The South African Reserve Bank (SARB) probably sounds more hawkish than it really will be. While keeping rates unchanged at 3.50% in the last meeting, the bank cited several potential inflationary factors and kept to the model guidance of two 25 bp hike this year. While not impossible, we doubt that SARB will find enough arguments to tighten so soon, especially with the deflationary force of the strong currency appreciation over the last few months. The country still suffers from chronic unemployment, and we still can’t see a strong argument for an accelerated recovery that would propel core inflation beyond the SARB’s comfort zone. Bloomberg consensus sees steady rates through year-end, with the first 25 bp hike priced in by Q1 22 and another 25 bp in Q2 22.
PBOC Governor Yi Gang reaffirmed that the current level of accommodation is appropriate, and the immediate policy focus seems to be on commodity market speculation and FX policy. The bank now expects CPI inflation to fall below 2% this year, compared to the official target of about 3%. This confirms that we won’t get the signal for rate hikes anytime soon. Indeed, China’s latest aggregate financing data came in mixed, showing a pickup in government bond issuance (likely infrastructure related) along with a decline in corporate borrowing. Again, nothing to suggest a need for policy change and consistent with recent stories of the PBOC asking lenders to curtail loan growth. Further steps towards tightening should come only later in the year, and at a slow and cautious pace. For now, official will focus on containing speculation in the commodity markets and managing FX risks. The PBOC recently increased the foreign currency RRR by 2 ppts to 7%, locking up more FX in the central bank and hampering banks’ abilities to extend FX loans.

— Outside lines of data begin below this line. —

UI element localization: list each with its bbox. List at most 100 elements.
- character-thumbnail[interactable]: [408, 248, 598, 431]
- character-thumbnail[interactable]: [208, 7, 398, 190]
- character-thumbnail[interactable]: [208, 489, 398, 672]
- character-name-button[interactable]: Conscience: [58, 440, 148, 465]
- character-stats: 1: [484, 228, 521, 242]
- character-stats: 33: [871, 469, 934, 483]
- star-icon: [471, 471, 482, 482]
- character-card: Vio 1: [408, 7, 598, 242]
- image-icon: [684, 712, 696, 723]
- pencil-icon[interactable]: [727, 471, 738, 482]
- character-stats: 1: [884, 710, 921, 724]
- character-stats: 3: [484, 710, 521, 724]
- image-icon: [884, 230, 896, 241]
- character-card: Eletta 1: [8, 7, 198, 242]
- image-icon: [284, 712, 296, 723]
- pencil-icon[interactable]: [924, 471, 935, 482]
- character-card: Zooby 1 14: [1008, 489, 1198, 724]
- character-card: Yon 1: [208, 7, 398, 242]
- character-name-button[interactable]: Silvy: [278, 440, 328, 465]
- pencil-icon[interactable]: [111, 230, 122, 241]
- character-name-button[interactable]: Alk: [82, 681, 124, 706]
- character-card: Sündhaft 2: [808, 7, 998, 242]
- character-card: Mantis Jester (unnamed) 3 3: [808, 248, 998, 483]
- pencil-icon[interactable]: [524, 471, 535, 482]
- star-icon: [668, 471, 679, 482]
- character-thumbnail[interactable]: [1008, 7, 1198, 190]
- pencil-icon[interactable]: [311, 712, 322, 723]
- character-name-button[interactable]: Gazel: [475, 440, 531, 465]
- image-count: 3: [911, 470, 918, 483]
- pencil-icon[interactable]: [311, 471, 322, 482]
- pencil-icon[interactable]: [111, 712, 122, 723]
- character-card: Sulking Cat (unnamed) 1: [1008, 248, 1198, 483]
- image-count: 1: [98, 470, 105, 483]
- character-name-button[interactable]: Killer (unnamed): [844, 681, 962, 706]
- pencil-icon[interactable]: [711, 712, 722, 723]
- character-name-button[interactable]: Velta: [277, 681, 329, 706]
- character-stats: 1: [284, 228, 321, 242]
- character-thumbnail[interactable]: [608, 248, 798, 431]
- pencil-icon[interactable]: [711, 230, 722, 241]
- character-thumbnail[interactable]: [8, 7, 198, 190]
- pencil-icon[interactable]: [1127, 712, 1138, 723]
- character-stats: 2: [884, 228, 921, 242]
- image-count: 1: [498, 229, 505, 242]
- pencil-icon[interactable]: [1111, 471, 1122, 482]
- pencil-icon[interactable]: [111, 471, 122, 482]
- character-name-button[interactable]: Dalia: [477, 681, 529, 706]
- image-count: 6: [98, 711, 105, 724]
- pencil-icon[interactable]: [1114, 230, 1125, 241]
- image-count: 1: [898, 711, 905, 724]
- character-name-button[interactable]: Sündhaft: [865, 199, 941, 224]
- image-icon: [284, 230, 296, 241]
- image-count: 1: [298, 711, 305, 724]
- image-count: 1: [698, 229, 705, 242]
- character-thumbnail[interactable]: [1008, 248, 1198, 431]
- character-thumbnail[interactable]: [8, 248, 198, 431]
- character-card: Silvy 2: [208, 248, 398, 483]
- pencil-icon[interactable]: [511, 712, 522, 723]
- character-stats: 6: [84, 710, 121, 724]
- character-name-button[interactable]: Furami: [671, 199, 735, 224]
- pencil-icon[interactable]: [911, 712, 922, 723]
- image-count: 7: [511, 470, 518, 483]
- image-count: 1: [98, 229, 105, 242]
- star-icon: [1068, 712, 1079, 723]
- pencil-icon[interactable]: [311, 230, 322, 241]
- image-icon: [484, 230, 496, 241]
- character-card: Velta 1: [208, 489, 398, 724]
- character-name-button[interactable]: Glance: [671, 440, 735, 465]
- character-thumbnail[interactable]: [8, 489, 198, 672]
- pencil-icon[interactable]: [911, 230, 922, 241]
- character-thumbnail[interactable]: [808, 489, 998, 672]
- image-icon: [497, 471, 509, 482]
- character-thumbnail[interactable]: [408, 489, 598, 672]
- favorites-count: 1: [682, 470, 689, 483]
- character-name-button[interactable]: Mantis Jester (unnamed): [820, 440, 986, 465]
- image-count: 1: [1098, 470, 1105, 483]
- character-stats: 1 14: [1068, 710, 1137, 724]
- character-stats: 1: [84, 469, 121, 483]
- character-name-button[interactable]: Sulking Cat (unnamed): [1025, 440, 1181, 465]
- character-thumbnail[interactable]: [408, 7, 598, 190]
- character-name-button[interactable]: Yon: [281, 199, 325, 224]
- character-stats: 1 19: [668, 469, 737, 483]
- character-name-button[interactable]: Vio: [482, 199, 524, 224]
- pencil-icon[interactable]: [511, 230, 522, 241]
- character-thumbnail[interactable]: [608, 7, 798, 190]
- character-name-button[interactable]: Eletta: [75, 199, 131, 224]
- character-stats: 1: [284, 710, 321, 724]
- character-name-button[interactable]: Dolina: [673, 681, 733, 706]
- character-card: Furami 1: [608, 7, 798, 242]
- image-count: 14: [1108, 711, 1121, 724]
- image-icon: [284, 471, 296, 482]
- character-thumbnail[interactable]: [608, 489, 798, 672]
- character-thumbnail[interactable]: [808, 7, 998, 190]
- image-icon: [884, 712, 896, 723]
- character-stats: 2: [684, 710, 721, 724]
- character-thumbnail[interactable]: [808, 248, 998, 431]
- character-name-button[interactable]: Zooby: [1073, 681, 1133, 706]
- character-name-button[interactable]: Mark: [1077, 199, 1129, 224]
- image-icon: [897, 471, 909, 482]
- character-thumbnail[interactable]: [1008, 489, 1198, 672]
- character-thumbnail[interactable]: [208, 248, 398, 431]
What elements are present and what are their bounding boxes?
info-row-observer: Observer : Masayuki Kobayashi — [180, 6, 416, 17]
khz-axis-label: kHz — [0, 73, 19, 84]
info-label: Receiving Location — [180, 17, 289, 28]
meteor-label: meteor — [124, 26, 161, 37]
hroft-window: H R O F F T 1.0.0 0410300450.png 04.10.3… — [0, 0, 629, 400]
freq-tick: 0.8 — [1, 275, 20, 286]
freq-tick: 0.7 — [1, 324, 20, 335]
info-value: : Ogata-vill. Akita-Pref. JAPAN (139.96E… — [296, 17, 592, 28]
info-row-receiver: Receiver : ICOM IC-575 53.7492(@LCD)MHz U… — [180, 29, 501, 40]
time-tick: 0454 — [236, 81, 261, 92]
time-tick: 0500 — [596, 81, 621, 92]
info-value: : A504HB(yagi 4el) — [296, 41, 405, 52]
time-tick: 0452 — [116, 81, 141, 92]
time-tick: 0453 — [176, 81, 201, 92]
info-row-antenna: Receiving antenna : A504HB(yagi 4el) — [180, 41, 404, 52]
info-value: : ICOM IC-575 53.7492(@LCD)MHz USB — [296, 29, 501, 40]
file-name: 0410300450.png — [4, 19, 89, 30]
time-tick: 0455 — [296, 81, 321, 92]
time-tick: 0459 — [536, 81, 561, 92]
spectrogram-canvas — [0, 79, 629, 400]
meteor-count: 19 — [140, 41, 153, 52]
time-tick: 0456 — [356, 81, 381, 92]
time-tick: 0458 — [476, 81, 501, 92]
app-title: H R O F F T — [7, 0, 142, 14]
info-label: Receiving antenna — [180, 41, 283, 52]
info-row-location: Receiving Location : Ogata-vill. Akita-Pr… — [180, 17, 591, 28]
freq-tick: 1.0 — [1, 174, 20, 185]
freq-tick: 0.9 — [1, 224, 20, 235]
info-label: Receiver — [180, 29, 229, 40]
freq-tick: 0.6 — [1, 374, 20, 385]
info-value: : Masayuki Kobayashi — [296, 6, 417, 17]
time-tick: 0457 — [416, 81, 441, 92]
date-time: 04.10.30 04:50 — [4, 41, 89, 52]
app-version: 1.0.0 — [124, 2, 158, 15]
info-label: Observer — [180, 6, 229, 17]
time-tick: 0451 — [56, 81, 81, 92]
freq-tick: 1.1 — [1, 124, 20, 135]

The Bank of Korea delivered a hawkish hold in its last policy meeting. Rates were kept at 0.5%, but Governor Lee said the bank is preparing for an “orderly” exit from its record-low interest rate at some point as the economy recovers. To emphasize his point, the BOK made a substantial upward revision to its growth forecasts. GDP is expected to grow 4% this year, up from 3% in the February forecast. Next year’s forecast was boosted as well, mainly on improved external demand. The 2021 inflation forecast was revised higher by 0.5 ppts to 1.8%. Markets assume the bank will start hiking sometime next year. We agree and don’t think they will be in too much of a hurry. Indeed, Governor Lee made it clear that policy will remain accommodative “for a while.” Bloomberg consensus sees steady rates through Q3, with small odds of a hike in Q4 that rises as we move into 2022.